When it comes to setting policy in Syria, Secretary of State John Kerry is “not taken seriously” and is “laughed at” in the larger Middle East, Breitbart Jerusalem bureau chief and senior investigative reporter Aaron Klein stated in a radio interview on Wednesday.
Klein was speaking during his weekly segment on John Batchelor’s popular national radio show.
Click below to listen to Klein’s full segment on Batchelor’s program.
Klein, reporting from Tel Aviv, told Batchelor that he heard the anti-Kerry sentiment from diplomats in the region regarding U.S. policy in Syria:
What I’m hearing is that the Middle East right now is entirely disappointed by John Kerry, by the United States. There is no leadership. There is almost nothing being done on the American side. America has almost completely abandoned Syria to Russia; to what Russia wants in the ceasefire agreement. … The United States has been largely absent. …
John Kerry, by the way, is not taken seriously in the Middle East and beyond. He’s laughed at. There is no policy. He hasn’t presented anything serious.
Kerry has been attempting to broker a ceasefire agreement in Syria. But Klein says it is Russian President Vladimir Putin who has taken the leadership position in trying to arrange a vaguely-defined halt in hostilities scheduled to take effect Saturday.
The Guardian reported:
The Russian president spoke by phone to leaders in Iran, Saudi Arabia, Israel, and Syria in an attempt to garner support for the ceasefire, and explain its complex details.
He has also opened a coordination centre to which the warring parties can send complaints of specific breaches of the truce.
The truce will not apply to zones controlled by the Islamic State and the al-Qaeda-affiliated Nusra Front.
However, Klein said ceasefire efforts may be complicated by the Assad regime’s insistence on labeling rebel groups as terrorists.
Klein is not the only one mocking Kerry’s Syria diplomacy. Shadi Hamid, a senior fellow at the Brookings Institute, was quoted stating, “The only one holding out hope is John Kerry.”
“Right now, it’s hypothetical and not based on anything real. How Kerry even explained it in his own words, it’s hard to take seriously,” Hamid stated.
Klein, however, was speaking to what he said was the absence of a larger cohesive U.S. policy in Syria.
On Thursday, Kerry cited previously unheard Pentagon estimates essentially making public the dim chances of creating any future safe-zone or no-fly-zone in Syria.
ABC News reported:
Kerry said today that creating a safe zone isn’t as simple as it sounds. In addition to controlling the airspace, Kerry said, a large troop presence would be required to shield the population from ISIS attacks on the ground.
“All this talk about safe zones does not go through the process of what it really means,” Kerry said.
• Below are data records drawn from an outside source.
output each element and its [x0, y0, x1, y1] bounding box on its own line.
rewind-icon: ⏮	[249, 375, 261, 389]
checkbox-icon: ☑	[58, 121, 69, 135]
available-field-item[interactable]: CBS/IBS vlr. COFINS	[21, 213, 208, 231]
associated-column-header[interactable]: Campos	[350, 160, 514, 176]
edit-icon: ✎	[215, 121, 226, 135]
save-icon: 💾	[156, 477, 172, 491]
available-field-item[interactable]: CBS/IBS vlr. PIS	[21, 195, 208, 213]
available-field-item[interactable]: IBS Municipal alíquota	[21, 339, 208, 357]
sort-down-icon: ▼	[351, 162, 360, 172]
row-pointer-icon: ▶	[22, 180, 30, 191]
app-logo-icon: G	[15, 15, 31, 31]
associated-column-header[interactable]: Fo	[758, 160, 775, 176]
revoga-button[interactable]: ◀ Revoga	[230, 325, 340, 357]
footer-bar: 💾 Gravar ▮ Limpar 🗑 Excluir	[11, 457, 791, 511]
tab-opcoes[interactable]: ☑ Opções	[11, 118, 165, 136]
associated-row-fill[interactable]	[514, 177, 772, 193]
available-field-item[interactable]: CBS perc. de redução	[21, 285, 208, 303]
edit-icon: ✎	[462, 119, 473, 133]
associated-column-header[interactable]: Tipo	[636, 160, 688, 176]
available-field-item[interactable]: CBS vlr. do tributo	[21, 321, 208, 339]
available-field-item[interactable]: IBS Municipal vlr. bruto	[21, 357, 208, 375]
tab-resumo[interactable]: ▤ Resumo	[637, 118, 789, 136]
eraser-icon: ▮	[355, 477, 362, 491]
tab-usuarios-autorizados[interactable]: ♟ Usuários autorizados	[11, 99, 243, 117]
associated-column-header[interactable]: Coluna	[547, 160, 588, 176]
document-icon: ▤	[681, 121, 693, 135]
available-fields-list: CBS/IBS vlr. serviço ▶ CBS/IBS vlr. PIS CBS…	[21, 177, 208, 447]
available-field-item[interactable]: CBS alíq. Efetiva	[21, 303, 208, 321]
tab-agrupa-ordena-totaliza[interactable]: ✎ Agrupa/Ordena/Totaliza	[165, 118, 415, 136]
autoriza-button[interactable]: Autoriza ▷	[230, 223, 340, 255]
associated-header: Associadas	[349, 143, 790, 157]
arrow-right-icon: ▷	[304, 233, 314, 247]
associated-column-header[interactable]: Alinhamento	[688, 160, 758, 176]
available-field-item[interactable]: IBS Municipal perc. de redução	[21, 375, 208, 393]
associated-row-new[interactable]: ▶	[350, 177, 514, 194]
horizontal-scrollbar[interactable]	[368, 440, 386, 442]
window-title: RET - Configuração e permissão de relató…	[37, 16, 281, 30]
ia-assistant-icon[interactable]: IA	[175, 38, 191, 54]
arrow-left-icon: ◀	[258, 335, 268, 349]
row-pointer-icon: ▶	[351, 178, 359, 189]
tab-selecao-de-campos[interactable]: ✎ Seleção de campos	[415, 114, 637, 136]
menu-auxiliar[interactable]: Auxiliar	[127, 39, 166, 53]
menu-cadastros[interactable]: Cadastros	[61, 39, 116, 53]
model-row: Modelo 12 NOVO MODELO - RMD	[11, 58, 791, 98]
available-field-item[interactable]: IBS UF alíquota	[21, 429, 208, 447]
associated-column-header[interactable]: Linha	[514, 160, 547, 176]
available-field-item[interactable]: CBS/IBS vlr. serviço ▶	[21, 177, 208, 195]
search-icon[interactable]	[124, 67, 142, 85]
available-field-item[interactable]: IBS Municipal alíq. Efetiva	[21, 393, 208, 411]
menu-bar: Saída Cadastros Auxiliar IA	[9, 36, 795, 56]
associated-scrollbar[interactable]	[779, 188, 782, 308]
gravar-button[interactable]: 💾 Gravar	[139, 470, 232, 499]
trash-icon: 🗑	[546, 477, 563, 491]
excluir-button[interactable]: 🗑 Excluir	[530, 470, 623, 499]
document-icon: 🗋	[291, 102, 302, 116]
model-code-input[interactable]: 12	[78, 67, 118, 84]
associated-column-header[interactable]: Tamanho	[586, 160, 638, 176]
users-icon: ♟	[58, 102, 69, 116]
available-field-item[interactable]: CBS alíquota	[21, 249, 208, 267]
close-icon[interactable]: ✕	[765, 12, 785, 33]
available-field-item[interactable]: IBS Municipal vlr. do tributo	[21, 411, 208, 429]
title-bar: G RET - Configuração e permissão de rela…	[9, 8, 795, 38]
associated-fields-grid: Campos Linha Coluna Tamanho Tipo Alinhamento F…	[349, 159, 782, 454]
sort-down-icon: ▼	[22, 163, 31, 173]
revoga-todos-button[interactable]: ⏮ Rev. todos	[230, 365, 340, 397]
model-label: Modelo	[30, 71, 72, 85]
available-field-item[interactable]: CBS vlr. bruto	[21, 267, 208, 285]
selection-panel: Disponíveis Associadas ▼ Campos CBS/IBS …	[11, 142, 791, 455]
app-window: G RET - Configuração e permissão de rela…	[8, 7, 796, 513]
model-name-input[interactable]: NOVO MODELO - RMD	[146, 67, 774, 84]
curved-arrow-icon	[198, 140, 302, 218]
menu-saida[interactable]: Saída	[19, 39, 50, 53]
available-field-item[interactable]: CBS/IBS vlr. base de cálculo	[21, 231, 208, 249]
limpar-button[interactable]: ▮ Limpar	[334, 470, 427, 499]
“Our Pentagon estimates that to have a true safe zone in the north of the country you may have upwards of fifteen to thirty thousand troops. Now are we ready to authorize that? Are we ready to put them on the ground?”
Aside from the inherent physical and political risks of putting a large number of U.S. troops on the ground inside Syria, the U.S. worries about potential conflicts with Russia, which is also conducting an aerial bombing campaign over Syria.
Creating a no-fly zone would most likely mean the U.S. would have to enforce that rule against Russian jets – a potentially dangerous scenario.
Nevertheless, Kerry said that the U.S. is considering other options if a ceasefire can’t be reached inside Syria.